I have kept these animals in pairs and separately. They will readily breed either way. However in terms of feeding, paired animals must be fed separately. This should be a common practice for anyone who successfully co-habitates snakes.
Venom:
Philodryas Viridissimus are close cousins to Philodryas Olfersii (whom they very closely resemble), yet not much is known about their venom.
No attempts are made to constrict prey, and as stated prior, they have a habit of chewing anything that enters their mouth. That makes me think that their venom may play a role in subduing prey.
Viridissimus have nominally enlarged rear fangs and therefore can be safely handled with gloves and long sleeves. They are extremely prone to biting in self-defense, They should be handled and treated with extreme respect and never by children or inexperienced handlers.
Being arboreal, they do not ride a hook like other animals and can quickly turn direction and ride up a handle, wherein they will chomp on an ungloved hand.
I have been bit a number of times, and have not had any symptoms. I have also been bitten by my olfersii and have not had any issues. Seeing as that the two species are similar in behavior and appearance, and that olfersii have been fingered as potentially being able to cause a medically significant envenomation – the reader should draw their own conclusions.
Behavior:
I have never any behavior related to inquisitiveness in these animals.

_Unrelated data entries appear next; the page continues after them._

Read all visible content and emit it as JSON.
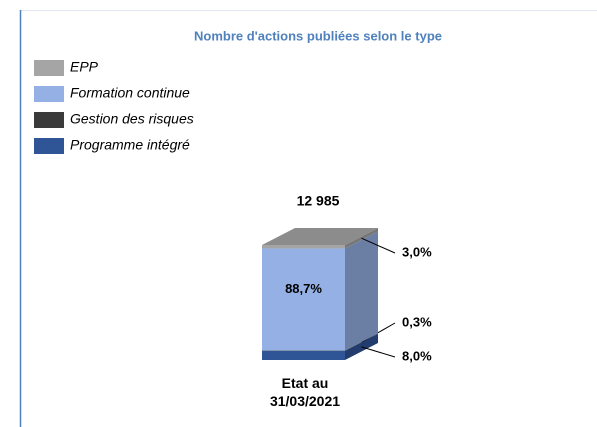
{
  "chart_data": {
    "type": "stacked_bar_3d",
    "title": "Nombre d'actions publiées selon le type",
    "categories": [
      "Etat au 31/03/2021"
    ],
    "total_label": "12 985",
    "series": [
      {
        "name": "EPP",
        "color": "#a5a5a5",
        "values": [
          3.0
        ],
        "value_labels": [
          "3,0%"
        ]
      },
      {
        "name": "Formation continue",
        "color": "#94b0e4",
        "values": [
          88.7
        ],
        "value_labels": [
          "88,7%"
        ]
      },
      {
        "name": "Gestion des risques",
        "color": "#3a3a3a",
        "values": [
          0.3
        ],
        "value_labels": [
          "0,3%"
        ]
      },
      {
        "name": "Programme intégré",
        "color": "#2f5597",
        "values": [
          8.0
        ],
        "value_labels": [
          "8,0%"
        ]
      }
    ],
    "legend": "top-left"
  }
}
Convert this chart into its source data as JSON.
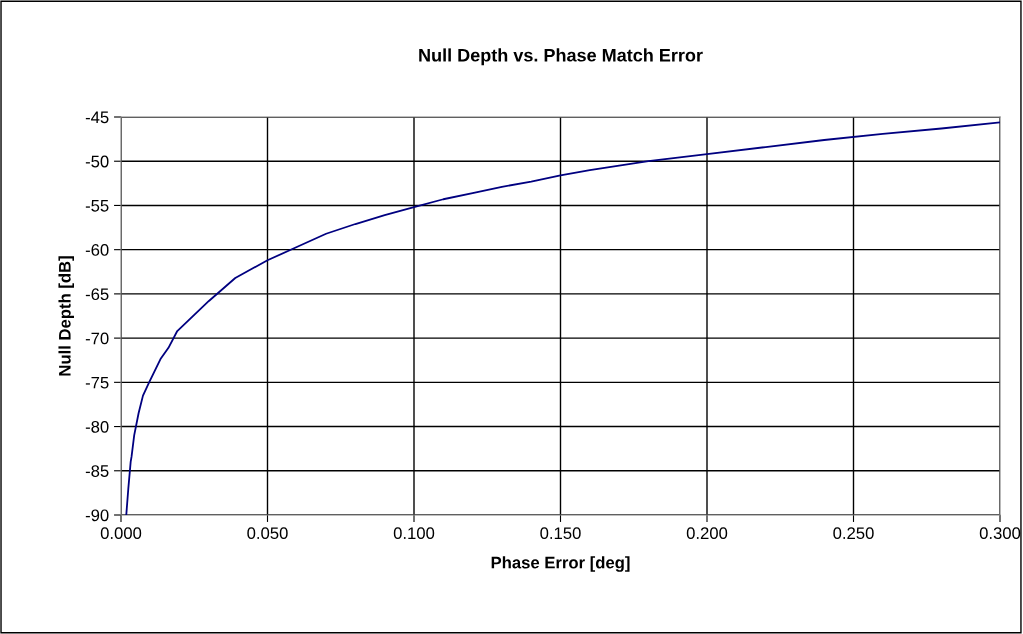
{
  "chart_data": {
    "type": "line",
    "title": "Null Depth vs. Phase Match Error",
    "xlabel": "Phase Error [deg]",
    "ylabel": "Null Depth [dB]",
    "x": [
      0.0018,
      0.0025,
      0.0033,
      0.0036,
      0.0045,
      0.006,
      0.0075,
      0.0096,
      0.0136,
      0.0162,
      0.0192,
      0.03,
      0.039,
      0.05,
      0.06,
      0.07,
      0.08,
      0.09,
      0.1,
      0.11,
      0.12,
      0.13,
      0.14,
      0.15,
      0.16,
      0.17,
      0.18,
      0.19,
      0.2,
      0.22,
      0.24,
      0.26,
      0.28,
      0.3
    ],
    "series": [
      {
        "color": "#000080",
        "values": [
          -90,
          -87,
          -84,
          -83.4,
          -81,
          -78.5,
          -76.5,
          -75,
          -72.3,
          -71.1,
          -69.2,
          -65.8,
          -63.2,
          -61.2,
          -59.7,
          -58.2,
          -57.1,
          -56.1,
          -55.2,
          -54.3,
          -53.6,
          -52.9,
          -52.3,
          -51.6,
          -51.0,
          -50.5,
          -50.0,
          -49.6,
          -49.2,
          -48.4,
          -47.6,
          -46.9,
          -46.3,
          -45.6
        ]
      }
    ],
    "xlim": [
      0,
      0.3
    ],
    "ylim": [
      -90,
      -45
    ],
    "xticks": [
      {
        "value": 0,
        "label": "0.000"
      },
      {
        "value": 0.05,
        "label": "0.050"
      },
      {
        "value": 0.1,
        "label": "0.100"
      },
      {
        "value": 0.15,
        "label": "0.150"
      },
      {
        "value": 0.2,
        "label": "0.200"
      },
      {
        "value": 0.25,
        "label": "0.250"
      },
      {
        "value": 0.3,
        "label": "0.300"
      }
    ],
    "yticks": [
      -90,
      -85,
      -80,
      -75,
      -70,
      -65,
      -60,
      -55,
      -50,
      -45
    ],
    "grid": true,
    "legend": false,
    "marker": "none",
    "line_style": "solid"
  }
}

Wherein members of psammophidae and dispholidines families tend to be curious and sensitive to changes in their surroundings, viridissimus show no such inclination.
Wherein dispholidines will often display various threat behaviors (gaping mouth, lateral inflation of the neck) Viridissimus display little to no threat warnings. I have seen several individuals flatten their heads prior to biting, but they can not be reliably counted on to display before they bite.
I have yet to have one become accustomed to handling. They are eager to bite and chew. Once that behavior does not work, they will thrash and rapidly seek to escape. As neonates, they are amazing escape artists. I use weather stripping to close any gaps between tubs and frames in the baby racks.
Housing:
Unless I plan on breeding them, viridissimus are kept individually. Cages for adults are 24″ or 30″ cubes. A 40 watt radiant heat panel supplies overhead heat. Branches and artificial foliage are used for climbing and hollow cork tubes and birdhouses are used as hides. I utilize coconut coir as substrate.
In this configuration, a 90 degree hotspot is found on a branch about 6″ below the RHP. The hidden corners of the enclosure hit about 75 degrees. I do not mist or provide supplemental humidity in their enclosures. I have found that they will utilize an arboreal water dish more readily than a terrestrial one. I provide them with several arboreal humid hides to use.
Breeding:
I must confess I have never seen any of my viridissimus mate. What I noticed is that in March of every year, the males go off of feed and then begin to act restless. In a shy species, this change in behavior is quite obvious. At that time I began introducing them to a mate. I left the first pair I had together for three weeks then separated them. 6 weeks later, the female went into shed. She refused her next two meals – one during shed and one the day after. Three days after shedding, I woke up one morning to find a clutch of 7 eggs.
I incubated the eggs at 80 degrees. 101 days later, they all hatched.
I had one other subsequent breeding. A three year old female that laid a clutch of 9 eggs. Again, 80 degree incubation and 99 days later – babies.